I'm throwing a tantrum to rival any 2 year old's, when I feel Malachi's hand on my leg.

"It's ok. Please don't be sad, Mom. When you are sad, I am sad too." He runs out to the car to tell Dad I am crying.


I spew at Michael on the ride to church, searching for a reason to make this his fault, while Malachi tries to pray over the sound of my voice: "Help Mom to feel better. It's ok. Everybody makes mistakes."

We walk into church and my friend Abby comments on my cute heels. I tell her I sold my sanity to wear these heels today.  Somebody else comments on my cute outfit, and I think, if you only knew what went on behind the scenes.

And then I think, isn't that how all our stories go?

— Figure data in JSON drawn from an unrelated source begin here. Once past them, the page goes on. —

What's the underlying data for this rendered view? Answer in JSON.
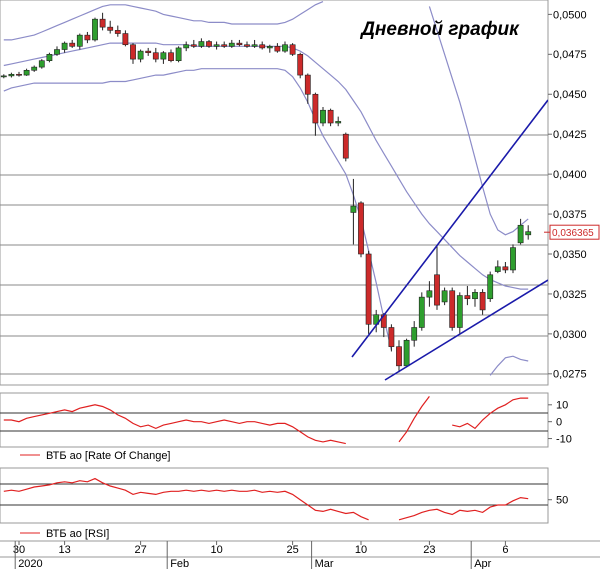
{
  "chart_data": [
    {
      "type": "candlestick",
      "title": "Дневной график",
      "categories": [
        null,
        null,
        "30",
        null,
        null,
        null,
        null,
        null,
        "13",
        null,
        null,
        null,
        null,
        null,
        null,
        null,
        null,
        null,
        "27",
        null,
        null,
        null,
        null,
        null,
        null,
        null,
        null,
        null,
        "10",
        null,
        null,
        null,
        null,
        null,
        null,
        null,
        null,
        null,
        "25",
        null,
        null,
        null,
        null,
        null,
        null,
        null,
        null,
        "10",
        null,
        null,
        null,
        null,
        null,
        null,
        null,
        null,
        "23",
        null,
        null,
        null,
        null,
        null,
        null,
        null,
        null,
        null,
        "6",
        null,
        null,
        null
      ],
      "months": [
        null,
        null,
        "2020",
        null,
        null,
        null,
        null,
        null,
        null,
        null,
        null,
        null,
        null,
        null,
        null,
        null,
        null,
        null,
        null,
        null,
        null,
        null,
        "Feb",
        null,
        null,
        null,
        null,
        null,
        null,
        null,
        null,
        null,
        null,
        null,
        null,
        null,
        null,
        null,
        null,
        null,
        null,
        "Mar",
        null,
        null,
        null,
        null,
        null,
        null,
        null,
        null,
        null,
        null,
        null,
        null,
        null,
        null,
        null,
        null,
        null,
        null,
        null,
        null,
        "Apr",
        null,
        null,
        null,
        null,
        null,
        null,
        null
      ],
      "open": [
        0.0461,
        0.04615,
        0.04625,
        0.0462,
        0.0465,
        0.0467,
        0.0471,
        0.0475,
        0.0478,
        0.0482,
        0.048,
        0.0487,
        0.0484,
        0.0497,
        0.0492,
        0.049,
        0.0488,
        0.0481,
        0.0472,
        0.0477,
        0.0476,
        0.0472,
        0.0476,
        0.0471,
        0.0479,
        0.0481,
        0.048,
        0.0483,
        0.048,
        0.0481,
        0.048,
        0.0482,
        0.0481,
        0.048,
        0.0481,
        0.0479,
        0.048,
        0.0477,
        0.0481,
        0.0475,
        0.0462,
        0.045,
        0.0432,
        0.044,
        0.0432,
        0.0425,
        0.0376,
        0.0382,
        0.035,
        0.0306,
        0.0312,
        0.0304,
        0.0292,
        0.028,
        0.0296,
        0.0304,
        0.0323,
        0.0337,
        0.032,
        0.0327,
        0.0304,
        0.0324,
        0.0322,
        0.0326,
        0.0322,
        0.0339,
        0.0342,
        0.034,
        0.0357,
        0.0362
      ],
      "high": [
        0.04625,
        0.04635,
        0.0464,
        0.0466,
        0.0468,
        0.0472,
        0.0476,
        0.048,
        0.0483,
        0.0484,
        0.0488,
        0.0489,
        0.0498,
        0.0501,
        0.0496,
        0.0493,
        0.049,
        0.0482,
        0.0478,
        0.0479,
        0.0479,
        0.0477,
        0.0478,
        0.048,
        0.0483,
        0.0484,
        0.0485,
        0.0484,
        0.0483,
        0.0483,
        0.0484,
        0.0484,
        0.0483,
        0.0484,
        0.0483,
        0.0481,
        0.0482,
        0.0483,
        0.0482,
        0.0476,
        0.0463,
        0.0451,
        0.0442,
        0.0441,
        0.0436,
        0.0426,
        0.0397,
        0.0383,
        0.0352,
        0.0315,
        0.0313,
        0.0306,
        0.0296,
        0.0297,
        0.0308,
        0.0326,
        0.0333,
        0.0355,
        0.0329,
        0.0329,
        0.0326,
        0.033,
        0.0328,
        0.0328,
        0.0339,
        0.0346,
        0.0345,
        0.0356,
        0.0372,
        0.0368
      ],
      "low": [
        0.046,
        0.04605,
        0.0461,
        0.04615,
        0.0464,
        0.0466,
        0.047,
        0.0474,
        0.0476,
        0.0479,
        0.0478,
        0.0482,
        0.0483,
        0.049,
        0.0488,
        0.0486,
        0.048,
        0.0469,
        0.047,
        0.0474,
        0.047,
        0.0469,
        0.047,
        0.047,
        0.0477,
        0.0479,
        0.0479,
        0.0479,
        0.0478,
        0.0479,
        0.0479,
        0.048,
        0.0479,
        0.0479,
        0.0478,
        0.0476,
        0.0476,
        0.0476,
        0.0474,
        0.046,
        0.0444,
        0.0424,
        0.043,
        0.043,
        0.043,
        0.0408,
        0.0356,
        0.0348,
        0.03,
        0.0301,
        0.0298,
        0.0289,
        0.0276,
        0.0279,
        0.0292,
        0.0302,
        0.0317,
        0.0315,
        0.0318,
        0.0302,
        0.03,
        0.0318,
        0.0317,
        0.0312,
        0.032,
        0.0338,
        0.0338,
        0.0338,
        0.0356,
        0.0359
      ],
      "close": [
        0.04615,
        0.04625,
        0.0462,
        0.0465,
        0.0467,
        0.0471,
        0.0475,
        0.0478,
        0.0482,
        0.048,
        0.0487,
        0.0484,
        0.0497,
        0.0492,
        0.049,
        0.0488,
        0.0481,
        0.0472,
        0.0477,
        0.0476,
        0.0472,
        0.0476,
        0.0471,
        0.0479,
        0.0481,
        0.048,
        0.0483,
        0.048,
        0.0481,
        0.048,
        0.0482,
        0.0481,
        0.048,
        0.0481,
        0.0479,
        0.048,
        0.0477,
        0.0481,
        0.0475,
        0.0462,
        0.045,
        0.0432,
        0.044,
        0.0432,
        0.0433,
        0.041,
        0.038,
        0.035,
        0.0306,
        0.0312,
        0.0304,
        0.0292,
        0.028,
        0.0296,
        0.0304,
        0.0323,
        0.0327,
        0.0318,
        0.0327,
        0.0304,
        0.0324,
        0.0322,
        0.0326,
        0.0315,
        0.0337,
        0.0342,
        0.034,
        0.0354,
        0.0368,
        0.0364
      ],
      "up_color": "#2e9e2e",
      "down_color": "#cc2a2a",
      "bands": {
        "color": "#8c8cc8",
        "upper": [
          0.0484,
          0.0484,
          0.0485,
          0.0486,
          0.0487,
          0.0489,
          0.0491,
          0.0493,
          0.0495,
          0.0497,
          0.0499,
          0.0501,
          0.0503,
          0.0505,
          0.0506,
          0.0506,
          0.0506,
          0.0505,
          0.0504,
          0.0503,
          0.0502,
          0.05,
          0.0499,
          0.0498,
          0.0497,
          0.0496,
          0.0496,
          0.0495,
          0.0495,
          0.0495,
          0.0494,
          0.0494,
          0.0494,
          0.0494,
          0.0494,
          0.0494,
          0.0494,
          0.0495,
          0.0497,
          0.05,
          0.0503,
          0.0506,
          0.0508,
          null,
          null,
          null,
          null,
          null,
          null,
          null,
          null,
          null,
          null,
          null,
          null,
          null,
          0.0505,
          0.049,
          0.0475,
          0.046,
          0.0445,
          0.0428,
          0.041,
          0.0392,
          0.0375,
          0.0365,
          0.0362,
          0.0364,
          0.0368,
          0.0372
        ],
        "middle": [
          0.0468,
          0.0469,
          0.047,
          0.0471,
          0.0472,
          0.0473,
          0.0474,
          0.0475,
          0.0476,
          0.0477,
          0.0478,
          0.0479,
          0.048,
          0.0481,
          0.0482,
          0.0482,
          0.0482,
          0.0482,
          0.0482,
          0.0482,
          0.0482,
          0.0481,
          0.0481,
          0.0481,
          0.0481,
          0.048,
          0.048,
          0.048,
          0.048,
          0.048,
          0.048,
          0.048,
          0.048,
          0.048,
          0.048,
          0.048,
          0.048,
          0.048,
          0.0479,
          0.0477,
          0.0474,
          0.047,
          0.0466,
          0.0462,
          0.0458,
          0.0453,
          0.0446,
          0.0439,
          0.043,
          0.0421,
          0.0413,
          0.0405,
          0.0397,
          0.0389,
          0.0382,
          0.0375,
          0.0369,
          0.0364,
          0.0359,
          0.0354,
          0.0349,
          0.0345,
          0.0341,
          0.0337,
          0.0334,
          0.0332,
          0.033,
          0.0329,
          0.0328,
          0.0328
        ],
        "lower": [
          0.0452,
          0.0454,
          0.0455,
          0.0456,
          0.0457,
          0.0457,
          0.0457,
          0.0457,
          0.0457,
          0.0457,
          0.0457,
          0.0457,
          0.0457,
          0.0457,
          0.0458,
          0.0458,
          0.0458,
          0.0459,
          0.046,
          0.0461,
          0.0462,
          0.0462,
          0.0463,
          0.0464,
          0.0465,
          0.0465,
          0.0466,
          0.0466,
          0.0466,
          0.0466,
          0.0466,
          0.0466,
          0.0466,
          0.0466,
          0.0466,
          0.0466,
          0.0466,
          0.0465,
          0.0461,
          0.0454,
          0.0445,
          0.0434,
          0.0424,
          0.0416,
          0.0408,
          0.04,
          0.0387,
          0.0372,
          0.0352,
          0.0332,
          0.031,
          0.029,
          null,
          null,
          null,
          null,
          null,
          null,
          null,
          null,
          null,
          null,
          null,
          null,
          0.0274,
          0.028,
          0.0285,
          0.0286,
          0.0284,
          0.0283
        ]
      },
      "ylim": [
        0.0268,
        0.0509
      ],
      "yticks": [
        {
          "value": 0.0275,
          "label": "0,0275"
        },
        {
          "value": 0.03,
          "label": "0,0300"
        },
        {
          "value": 0.0325,
          "label": "0,0325"
        },
        {
          "value": 0.035,
          "label": "0,0350"
        },
        {
          "value": 0.0375,
          "label": "0,0375"
        },
        {
          "value": 0.04,
          "label": "0,0400"
        },
        {
          "value": 0.0425,
          "label": "0,0425"
        },
        {
          "value": 0.045,
          "label": "0,0450"
        },
        {
          "value": 0.0475,
          "label": "0,0475"
        },
        {
          "value": 0.05,
          "label": "0,0500"
        }
      ],
      "last_price": 0.036365,
      "last_price_label": "0,036365"
    },
    {
      "type": "line",
      "series": [
        {
          "name": "ВТБ ао [Rate Of Change]",
          "color": "#e02020",
          "values": [
            1,
            1,
            0,
            2,
            3,
            4,
            5,
            6,
            7,
            6,
            8,
            9,
            10,
            9,
            7,
            4,
            2,
            -1,
            -3,
            -2,
            -4,
            -2,
            -1,
            0,
            1,
            0,
            0,
            -1,
            0,
            1,
            0,
            -1,
            0,
            0,
            -1,
            -2,
            -1,
            -1,
            -3,
            -6,
            -9,
            -11,
            -12,
            -11,
            -12,
            -13,
            null,
            null,
            null,
            null,
            null,
            null,
            -12,
            -6,
            2,
            9,
            15,
            null,
            null,
            -2,
            -3,
            -1,
            -4,
            1,
            5,
            8,
            10,
            13,
            14,
            14
          ]
        }
      ],
      "ylim": [
        -15,
        17
      ],
      "yticks": [
        10,
        0,
        -10
      ]
    },
    {
      "type": "line",
      "series": [
        {
          "name": "ВТБ ао [RSI]",
          "color": "#e02020",
          "values": [
            58,
            59,
            58,
            60,
            62,
            63,
            64,
            66,
            67,
            66,
            68,
            67,
            70,
            66,
            63,
            61,
            59,
            55,
            57,
            56,
            55,
            57,
            58,
            58,
            59,
            58,
            59,
            58,
            59,
            58,
            59,
            58,
            58,
            59,
            57,
            58,
            57,
            58,
            55,
            50,
            45,
            40,
            39,
            41,
            39,
            37,
            38,
            34,
            31,
            null,
            null,
            null,
            31,
            33,
            35,
            38,
            40,
            41,
            38,
            36,
            40,
            39,
            40,
            38,
            43,
            45,
            45,
            49,
            52,
            51
          ]
        }
      ],
      "ylim": [
        28,
        80
      ],
      "yticks": [
        50
      ]
    }
  ]
}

Isn't every day a fight to accept grace, to be gentle with ourselves, to pat ourselves on the arm like Malachi did to my leg and say, "It's ok. Everybody makes mistakes. Please be kind to yourself."


The sermon is about Herod, and how his fear of losing control keeps him from experiencing the miracle of the Jesus baby.

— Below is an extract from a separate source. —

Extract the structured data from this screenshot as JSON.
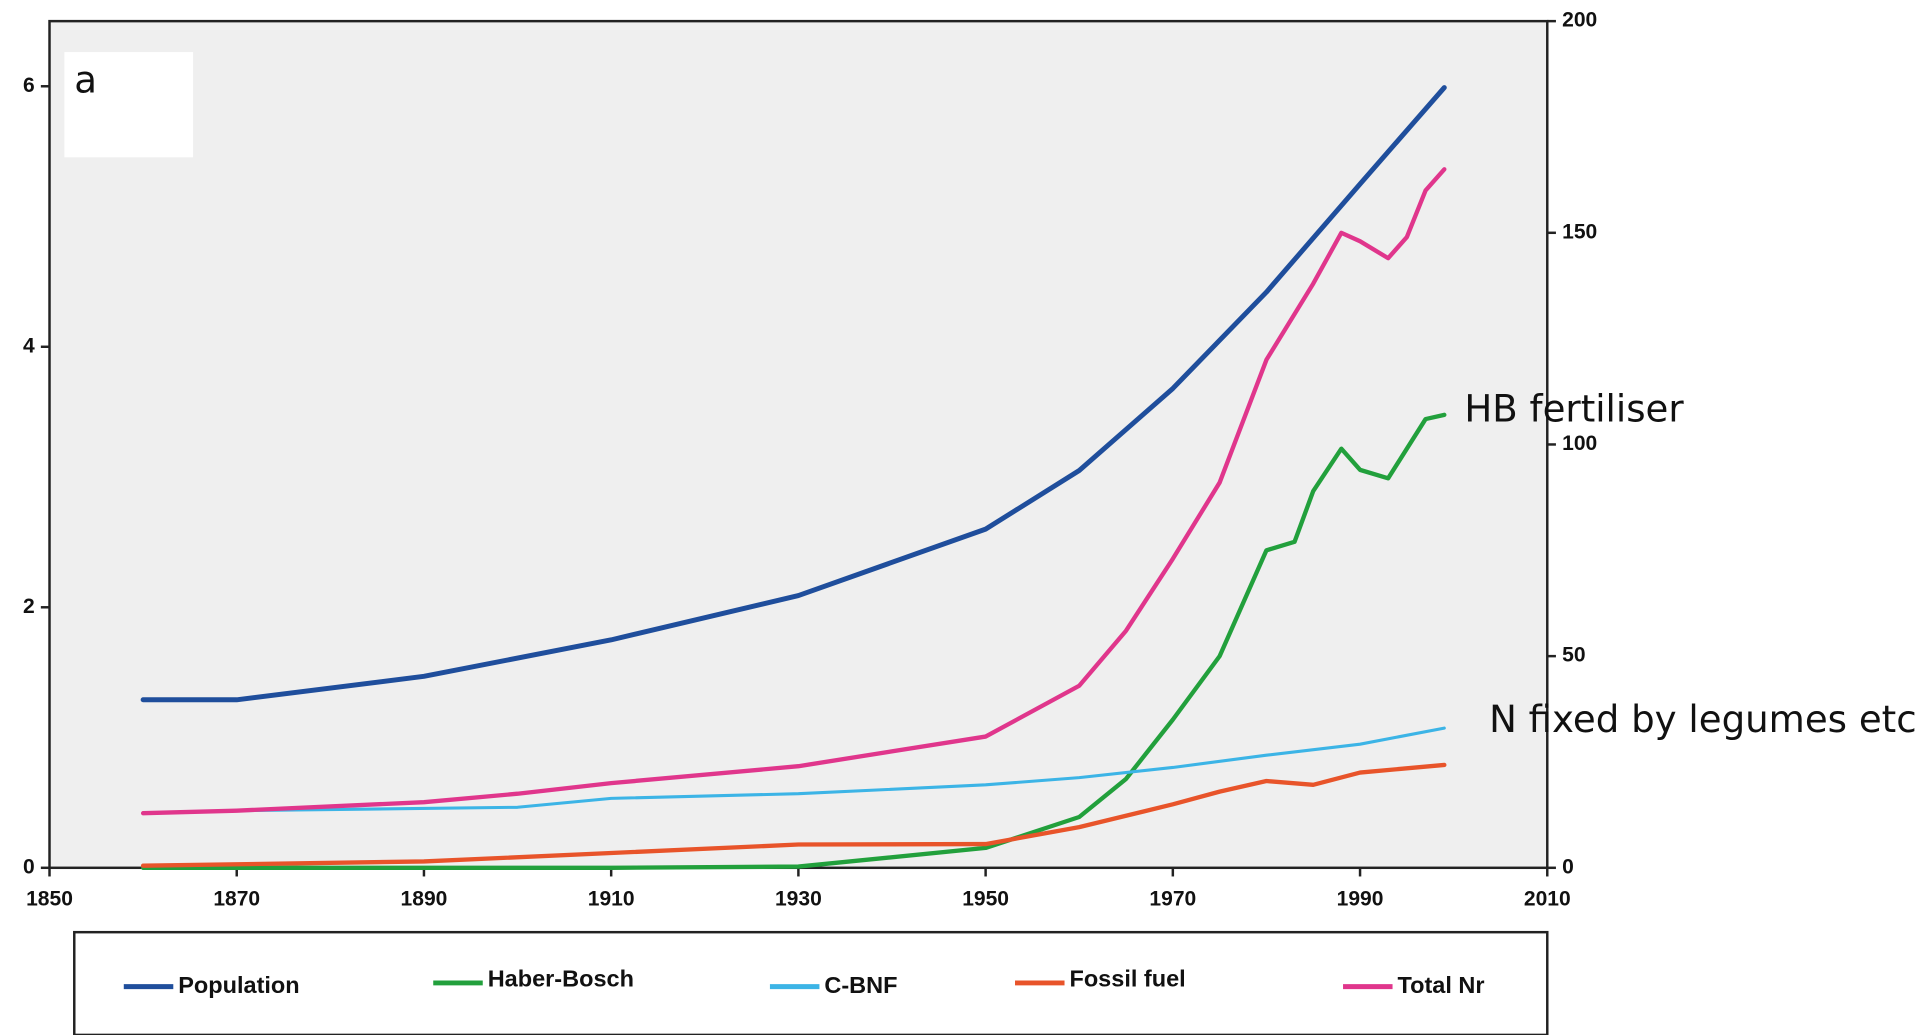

But my sermon this morning is the spoon in the Vita-Mix.

I can't help it.

My natural trajectory is to try and control things, to earn love, to be qualified, to deserve grace because I have it all together. I labor to keep my impossible to keep expectations for myself, and I shame myself when I fail.

Left to myself, I will always default to this path. I think about my thought process this morning: "I deserve a Mocaccino because it's been a hard week.  I deserve a nice blender because I had a house fire."

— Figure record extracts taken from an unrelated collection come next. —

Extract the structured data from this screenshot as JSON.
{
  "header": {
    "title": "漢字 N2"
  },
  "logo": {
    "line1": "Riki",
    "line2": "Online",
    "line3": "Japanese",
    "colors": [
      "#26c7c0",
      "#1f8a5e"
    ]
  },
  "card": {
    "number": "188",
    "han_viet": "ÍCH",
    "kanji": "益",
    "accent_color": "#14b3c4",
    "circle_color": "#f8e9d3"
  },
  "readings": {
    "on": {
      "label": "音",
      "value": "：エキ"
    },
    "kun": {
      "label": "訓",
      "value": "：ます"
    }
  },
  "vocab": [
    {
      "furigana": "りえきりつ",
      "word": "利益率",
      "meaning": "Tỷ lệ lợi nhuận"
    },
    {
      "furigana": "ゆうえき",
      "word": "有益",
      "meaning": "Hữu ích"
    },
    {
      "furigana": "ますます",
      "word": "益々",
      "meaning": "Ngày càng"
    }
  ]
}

So if I had a good week, I don't deserve a Mocaccino? If I didn't have a house fire, I wouldn't have a good enough reason to invest in a nice blender?

What about grace?


If the spoon hadn't broken, I wouldn't have needed grace.

I would have worn my cute outfit, drank my Moccacino, and click click clicked my heels into church, stepping right back on the path of self-sufficiency.

The longer I am allowed to walk without falling on my knees, the farther I journey in the wrong direction. 

And when I fall, it's not failure. It's a chance to throw up my hands and laugh and cry out, "How fascinating! Things look different from down here. I wonder what there is to learn?"